Megan Rooney on painting ‘You must dig it all up before you can find what it actually is’
To say Megan Rooney runs nerve-janglingly close to the wire would be an understatement. Four days before the opening of her first major exhibition in the UK, the artist took a power sander to a vast mural and rubbed it right back.
‘It felt too claustrophobic, too turbulent. The room needed more space to breathe,’ she says. She repainted it just in time — the walls were still wet at the private view. But this, she assures me, is often the case: ‘I always paint right up until the opening. It is very risky, but we are all fighting time in one way or another.’
It is this intensity that drives the 39-year-old artist, who admits to a ‘restless’ personality. Speaking over a video link from the west coast of Finland, where she is on holiday, Rooney is relieved that the show at Kettle’s Yard in Cambridge has been so well received.

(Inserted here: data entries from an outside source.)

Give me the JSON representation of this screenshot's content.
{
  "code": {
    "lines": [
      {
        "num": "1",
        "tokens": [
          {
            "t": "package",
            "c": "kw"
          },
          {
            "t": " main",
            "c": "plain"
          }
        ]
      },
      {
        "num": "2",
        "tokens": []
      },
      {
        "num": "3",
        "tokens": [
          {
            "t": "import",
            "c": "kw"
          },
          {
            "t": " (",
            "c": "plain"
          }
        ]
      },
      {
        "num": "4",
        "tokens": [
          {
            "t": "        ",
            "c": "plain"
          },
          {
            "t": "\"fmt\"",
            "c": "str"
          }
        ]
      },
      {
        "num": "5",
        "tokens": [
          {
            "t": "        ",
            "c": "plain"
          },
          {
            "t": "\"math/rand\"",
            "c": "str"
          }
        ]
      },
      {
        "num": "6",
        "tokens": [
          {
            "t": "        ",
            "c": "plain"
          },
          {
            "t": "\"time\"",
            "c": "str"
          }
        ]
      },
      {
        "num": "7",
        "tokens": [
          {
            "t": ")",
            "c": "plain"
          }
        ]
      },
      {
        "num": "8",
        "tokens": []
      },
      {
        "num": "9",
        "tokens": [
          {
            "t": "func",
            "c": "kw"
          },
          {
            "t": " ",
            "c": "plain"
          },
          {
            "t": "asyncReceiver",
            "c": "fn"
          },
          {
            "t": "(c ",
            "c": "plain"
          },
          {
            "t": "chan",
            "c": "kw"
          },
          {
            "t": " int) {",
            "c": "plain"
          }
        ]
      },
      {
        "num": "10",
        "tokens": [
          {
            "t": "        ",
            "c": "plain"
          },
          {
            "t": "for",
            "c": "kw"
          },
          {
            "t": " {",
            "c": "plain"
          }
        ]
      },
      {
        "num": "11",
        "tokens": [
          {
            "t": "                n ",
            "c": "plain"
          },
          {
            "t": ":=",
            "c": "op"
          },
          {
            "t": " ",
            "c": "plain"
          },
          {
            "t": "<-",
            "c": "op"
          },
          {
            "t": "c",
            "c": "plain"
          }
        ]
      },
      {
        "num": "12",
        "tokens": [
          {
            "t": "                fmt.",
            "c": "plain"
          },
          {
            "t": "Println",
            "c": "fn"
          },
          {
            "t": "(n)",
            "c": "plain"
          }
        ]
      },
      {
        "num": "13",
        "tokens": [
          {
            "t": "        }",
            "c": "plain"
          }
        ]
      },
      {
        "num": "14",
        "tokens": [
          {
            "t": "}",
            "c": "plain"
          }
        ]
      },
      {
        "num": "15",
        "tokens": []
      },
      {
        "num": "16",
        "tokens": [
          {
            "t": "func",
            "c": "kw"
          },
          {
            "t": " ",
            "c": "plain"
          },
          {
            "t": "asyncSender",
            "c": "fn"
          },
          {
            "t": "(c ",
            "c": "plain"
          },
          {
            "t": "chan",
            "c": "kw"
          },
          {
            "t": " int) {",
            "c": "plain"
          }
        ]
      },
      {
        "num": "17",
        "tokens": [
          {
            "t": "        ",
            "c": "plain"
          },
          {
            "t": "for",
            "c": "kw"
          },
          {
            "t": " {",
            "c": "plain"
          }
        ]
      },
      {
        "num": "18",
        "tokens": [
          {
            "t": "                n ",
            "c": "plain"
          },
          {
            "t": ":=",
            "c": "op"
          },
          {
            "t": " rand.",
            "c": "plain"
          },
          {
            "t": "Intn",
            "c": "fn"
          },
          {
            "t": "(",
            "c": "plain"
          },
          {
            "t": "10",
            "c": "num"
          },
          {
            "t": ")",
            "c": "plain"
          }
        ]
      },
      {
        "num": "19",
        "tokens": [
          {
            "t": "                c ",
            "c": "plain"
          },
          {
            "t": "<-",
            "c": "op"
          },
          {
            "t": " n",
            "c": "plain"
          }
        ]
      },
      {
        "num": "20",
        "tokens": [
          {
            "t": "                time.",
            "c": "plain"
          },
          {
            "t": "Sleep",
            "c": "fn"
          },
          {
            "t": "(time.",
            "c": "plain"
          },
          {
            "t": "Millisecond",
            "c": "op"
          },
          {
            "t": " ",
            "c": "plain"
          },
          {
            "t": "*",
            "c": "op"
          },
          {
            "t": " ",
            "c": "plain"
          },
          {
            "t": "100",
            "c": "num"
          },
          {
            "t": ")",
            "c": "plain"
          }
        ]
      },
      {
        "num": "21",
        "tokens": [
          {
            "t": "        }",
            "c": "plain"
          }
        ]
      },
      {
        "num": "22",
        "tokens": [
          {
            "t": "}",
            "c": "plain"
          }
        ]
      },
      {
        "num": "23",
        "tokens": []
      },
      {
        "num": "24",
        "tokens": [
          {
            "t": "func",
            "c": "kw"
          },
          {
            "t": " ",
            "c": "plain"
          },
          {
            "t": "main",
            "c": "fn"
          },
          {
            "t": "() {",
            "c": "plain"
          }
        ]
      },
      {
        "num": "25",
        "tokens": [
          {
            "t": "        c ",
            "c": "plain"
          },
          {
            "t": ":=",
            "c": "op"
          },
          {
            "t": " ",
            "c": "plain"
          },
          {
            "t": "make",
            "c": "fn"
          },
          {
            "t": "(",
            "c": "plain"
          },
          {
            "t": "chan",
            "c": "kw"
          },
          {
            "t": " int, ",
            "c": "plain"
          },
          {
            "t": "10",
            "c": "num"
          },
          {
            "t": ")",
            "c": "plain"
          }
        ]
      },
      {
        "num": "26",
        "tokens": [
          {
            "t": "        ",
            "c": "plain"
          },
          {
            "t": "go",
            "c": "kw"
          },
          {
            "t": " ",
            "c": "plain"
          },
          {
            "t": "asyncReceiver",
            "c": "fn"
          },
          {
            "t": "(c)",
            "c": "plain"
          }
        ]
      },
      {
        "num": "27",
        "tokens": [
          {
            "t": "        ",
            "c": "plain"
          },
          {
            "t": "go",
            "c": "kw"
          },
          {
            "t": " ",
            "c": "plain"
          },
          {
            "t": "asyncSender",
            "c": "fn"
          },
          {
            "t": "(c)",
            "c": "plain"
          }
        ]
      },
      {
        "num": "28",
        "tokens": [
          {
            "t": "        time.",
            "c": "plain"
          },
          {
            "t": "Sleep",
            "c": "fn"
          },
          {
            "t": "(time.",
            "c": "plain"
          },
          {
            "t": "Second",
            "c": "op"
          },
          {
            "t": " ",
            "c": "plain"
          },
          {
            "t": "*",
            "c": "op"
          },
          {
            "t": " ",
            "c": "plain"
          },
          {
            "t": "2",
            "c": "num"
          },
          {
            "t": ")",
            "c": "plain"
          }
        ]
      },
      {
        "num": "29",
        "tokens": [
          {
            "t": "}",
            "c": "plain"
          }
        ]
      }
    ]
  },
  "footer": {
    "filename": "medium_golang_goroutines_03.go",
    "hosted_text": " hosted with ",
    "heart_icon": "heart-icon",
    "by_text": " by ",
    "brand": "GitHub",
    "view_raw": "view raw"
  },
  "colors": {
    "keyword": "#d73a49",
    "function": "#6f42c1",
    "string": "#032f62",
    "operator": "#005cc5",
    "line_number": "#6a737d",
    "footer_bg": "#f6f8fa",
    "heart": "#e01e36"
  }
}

The exhibition consists of a wild, liberating blue mural and a magnificent ‘family group’ of gestural paintings, the freedom and ranginess of the first contrasting with the depth and concentration of the second. The exhibition also features a film of the dance performance Spin Down Sky, commissioned by the artist for the opening.
Rooney’s paintings are ravishing in their skeins of colour, balancing powdery crimsons with gold, indigo and navy-greens. They conjure an atmosphere of early summer: tangled undergrowth, shallow riverbeds and damp grass. No single painting predominates; rather, they seem to hold each other in mysterious sway.
Remarkably, the colour seems to radiate from within the canvas rather than sit on its surface, something the artist puts down to her technique of repeatedly power-sanding the layers of paint: ‘I want the colour to be absorbed, to avoid it just sitting flat, which is very unsatisfying,’ she says. ‘It has to wound or penetrate you emotionally.’